Beginning of Abrahamisation
McAuliffe viewed Sikhism through his Christian experience and began to interpret Sikhism as a unary form of Hinduism. For example, McAuliffe in his translations converted the names of gods like Hari, Shiva, Ram, etc. in Guru Granth Sahib into a single Abrahamic word “Lord”. His work on Sikhism started the cycle of Abrahamisation of Sikh community.
By spinning the all-encompassing sanatana system of Sikhism, which was born out of Hinduism, into a unary Abrahamic system in his works, he set in motion the creation of a separate belief system in the eyes of the British empire. The British would later pass laws to officially separate Sikhism from Hinduism.
Akali movement and 1925 Sikh Gurudwaras Act
The Akali movement began in the early 1920s and was focussed on ousting Udasi Sikhs from Gurudwaras. Udasis were the originalists who interpreted Sikh teachings as sanatana non-unary/non-binary. The intention was to replace them with Khalistani-Akalis that believed in unary Abrahamism, with intention of taking Sikhism away from Hinduism.
The British regime of the period facilitated the passage of the 1925 Sikh Gurudwaras Act, which changed the control of Sikh gurudwaras from Udasis to Khalsa-Akalis. This act was a major driving force that fuelled the Khalistani separatist movement later in the 1980s.
Khalistani movement in 1980s
The 1980s saw a phenomenal rise in the militant Khalistani movement that aimed at creating a homeland for Khalistanis within India. Being driven by Abrahamic-Sikh belief that was set in motion by McAuliffe, Khalistani militants targeted Hindus in Punjab and Sikhs who did not share their vision of unary Abrahamism.
Operation Blue Star in 1984 led to the assassination of Indira Gandhi by her bodyguards, which in-turn led to the anti-Sikh Riots engineered by the members of the Congress (Indira) [later rechristened as the Indian National Congress]. All these incidents further cemented the separation of Khalistanis into an Abrahamic faith.
Modern-day Khalistani movement
The Khalistani movement is still active in countries where large-scale migrations happened from Punjab. Canada, Australia and the UK are major centres of support for Khalistani separatism in India.
The belief that “Sikhism is a sister sect of Islam” has cemented among the youth of the Khalistani movement. Due to prevailing politics, the voice of the original sanatana Sikh movement is now subdued and political power to change this outright Abrahamic corruption of Sikh faith.

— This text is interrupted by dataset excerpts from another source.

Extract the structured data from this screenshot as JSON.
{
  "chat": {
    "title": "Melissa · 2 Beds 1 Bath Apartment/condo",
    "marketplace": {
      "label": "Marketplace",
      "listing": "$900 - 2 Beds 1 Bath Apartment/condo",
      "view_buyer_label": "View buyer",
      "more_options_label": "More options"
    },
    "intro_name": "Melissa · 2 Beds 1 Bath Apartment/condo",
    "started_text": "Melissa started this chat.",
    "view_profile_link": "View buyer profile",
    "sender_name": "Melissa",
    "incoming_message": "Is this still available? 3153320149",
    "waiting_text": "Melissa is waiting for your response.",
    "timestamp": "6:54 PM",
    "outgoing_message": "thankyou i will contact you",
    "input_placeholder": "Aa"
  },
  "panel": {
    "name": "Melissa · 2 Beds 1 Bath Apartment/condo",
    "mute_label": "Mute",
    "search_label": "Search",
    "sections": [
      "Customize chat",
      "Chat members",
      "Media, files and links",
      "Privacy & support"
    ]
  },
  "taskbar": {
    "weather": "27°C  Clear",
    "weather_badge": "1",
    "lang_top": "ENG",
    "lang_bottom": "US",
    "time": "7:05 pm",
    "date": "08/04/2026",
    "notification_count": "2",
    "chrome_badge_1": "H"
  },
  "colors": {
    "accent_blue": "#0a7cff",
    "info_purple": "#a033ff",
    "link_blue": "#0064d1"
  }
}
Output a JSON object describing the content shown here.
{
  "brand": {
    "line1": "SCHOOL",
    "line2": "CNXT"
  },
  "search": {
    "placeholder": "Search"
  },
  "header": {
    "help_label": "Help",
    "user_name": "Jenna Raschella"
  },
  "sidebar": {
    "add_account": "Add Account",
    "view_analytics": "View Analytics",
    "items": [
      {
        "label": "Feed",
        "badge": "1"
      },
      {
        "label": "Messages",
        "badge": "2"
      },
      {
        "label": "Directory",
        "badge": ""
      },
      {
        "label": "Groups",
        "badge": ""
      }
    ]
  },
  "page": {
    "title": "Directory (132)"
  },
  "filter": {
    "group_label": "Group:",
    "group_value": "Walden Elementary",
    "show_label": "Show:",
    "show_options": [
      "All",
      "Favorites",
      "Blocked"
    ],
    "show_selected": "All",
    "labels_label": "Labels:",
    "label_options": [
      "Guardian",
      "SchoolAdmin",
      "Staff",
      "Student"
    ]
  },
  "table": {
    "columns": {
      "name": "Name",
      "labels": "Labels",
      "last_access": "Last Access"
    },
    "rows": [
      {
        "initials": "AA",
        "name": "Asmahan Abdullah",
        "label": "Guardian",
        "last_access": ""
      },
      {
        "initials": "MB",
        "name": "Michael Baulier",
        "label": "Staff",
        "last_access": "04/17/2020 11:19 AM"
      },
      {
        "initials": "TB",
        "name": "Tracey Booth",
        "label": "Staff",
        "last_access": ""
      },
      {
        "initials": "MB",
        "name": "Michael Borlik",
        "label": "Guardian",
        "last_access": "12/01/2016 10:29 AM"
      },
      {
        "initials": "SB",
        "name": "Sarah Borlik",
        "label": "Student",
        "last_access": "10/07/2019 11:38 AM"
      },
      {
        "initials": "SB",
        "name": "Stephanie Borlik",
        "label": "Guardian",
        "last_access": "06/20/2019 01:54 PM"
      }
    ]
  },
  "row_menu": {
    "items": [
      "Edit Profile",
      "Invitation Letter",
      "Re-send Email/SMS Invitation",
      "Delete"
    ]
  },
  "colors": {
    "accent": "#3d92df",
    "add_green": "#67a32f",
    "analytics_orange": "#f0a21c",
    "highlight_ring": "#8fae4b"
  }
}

If one spoke to an average Khalistani, one would hear statements like “Guru Nanak Dev ji is mentioned in the Quran”, and that “We don’t revere Ram in Sikhism”. This although the name of Sri Rama appears several times in Guru Granth Sahib, along with ‘Hari’, ‘Govind’ and ‘Mahadev’.
Summary and conclusion
Khalistanis are fundamentally different from Sikhs. Khalistanis believe in Abrahamic God, while Sikhs believe in the sanatana order.
Khalistanis are what can be termed ‘Abrahamic-Sikhs’ or ‘McSikhs’ whose belief system can only persist if core Advaita-basis of Guru Granth Sahib can be completely ignored along with the teachings of 10 great gurus.
Instead, they rely on the teachings of Arthur McAuliffe who imposed middle eastern Abrahamism on them, essentially elevating McAuliffe to the stature of their gurus.
Khalistanis are indeed Abrahamics in Sikh attire and are desperate for assimilation into Islam and Christianity.